It took me some time to find the right parameters to compare Ethereum (ETH) with the other smart contract cryptos. I wanted to keep it simple:
- First, there is the Fully Diluted Valuation (FDV). That's the max supply multiplied by the price of the crypto. So it takes into account all the new coins or tokens that can be minted.
- Then, there is the Total Value Locked (TVL). It shows how much value is locked in the DeFi (Decentralized Finance) protocols on the chain of the coin or token.
The result below is given for 5 cryptos: Ethereum (ETH), Arbitrum (ARB), Polygon (MATIC), Optimism (OP) and Solana (SOL).
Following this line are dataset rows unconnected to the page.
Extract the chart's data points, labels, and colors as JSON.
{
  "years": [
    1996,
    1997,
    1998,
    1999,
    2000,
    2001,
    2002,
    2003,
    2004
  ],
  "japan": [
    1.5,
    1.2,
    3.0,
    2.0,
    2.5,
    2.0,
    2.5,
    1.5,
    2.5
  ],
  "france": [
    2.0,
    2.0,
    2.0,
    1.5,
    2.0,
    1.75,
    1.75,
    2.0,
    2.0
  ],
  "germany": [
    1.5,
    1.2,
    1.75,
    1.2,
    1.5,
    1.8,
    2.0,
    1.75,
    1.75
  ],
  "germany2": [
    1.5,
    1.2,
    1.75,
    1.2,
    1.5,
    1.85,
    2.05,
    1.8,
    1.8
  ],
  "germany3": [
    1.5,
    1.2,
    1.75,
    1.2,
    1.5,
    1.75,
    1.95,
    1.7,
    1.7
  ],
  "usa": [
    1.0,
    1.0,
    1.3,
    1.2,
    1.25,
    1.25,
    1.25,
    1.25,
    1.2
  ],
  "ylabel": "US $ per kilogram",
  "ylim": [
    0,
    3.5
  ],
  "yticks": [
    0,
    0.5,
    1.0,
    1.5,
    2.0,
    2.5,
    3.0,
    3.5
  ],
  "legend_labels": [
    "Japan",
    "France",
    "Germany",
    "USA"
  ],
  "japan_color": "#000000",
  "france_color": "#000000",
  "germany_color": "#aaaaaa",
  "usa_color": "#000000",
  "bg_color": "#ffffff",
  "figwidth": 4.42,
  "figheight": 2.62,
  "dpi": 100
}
The lower the FDV/TVL ratio is, the better it is:
- ETH and ARB seem to be currently the best assets. However, Ethereum has an advantage, since all the gas fees on Ethereum are paid in ETH, and the layer-2 chains built on top of Ethereum mainnet like Arbitrum need to pay gas fees in ETH too...
- MATIC and OP are at the same level, i.e., about 50% too expensive compared to ARB... However, as MATIC is used to pay gas fees on Polygon, it has an advantage over OP which is only used for governance.
- SOL is about 4 times too expensive compared to MATIC and 6 times too expensive compared to ETH...
The FDV/TVL ratio is only one of the parameters to be considered. In the short term, the speculation can affect the value of a crypto independently from its TVL. However, in the longer term, this ratio will have an impact on the value of each of these cryptos.
Disclaimer: this article does not contain any financial advice. The information is provided for general informational and educational purposes only.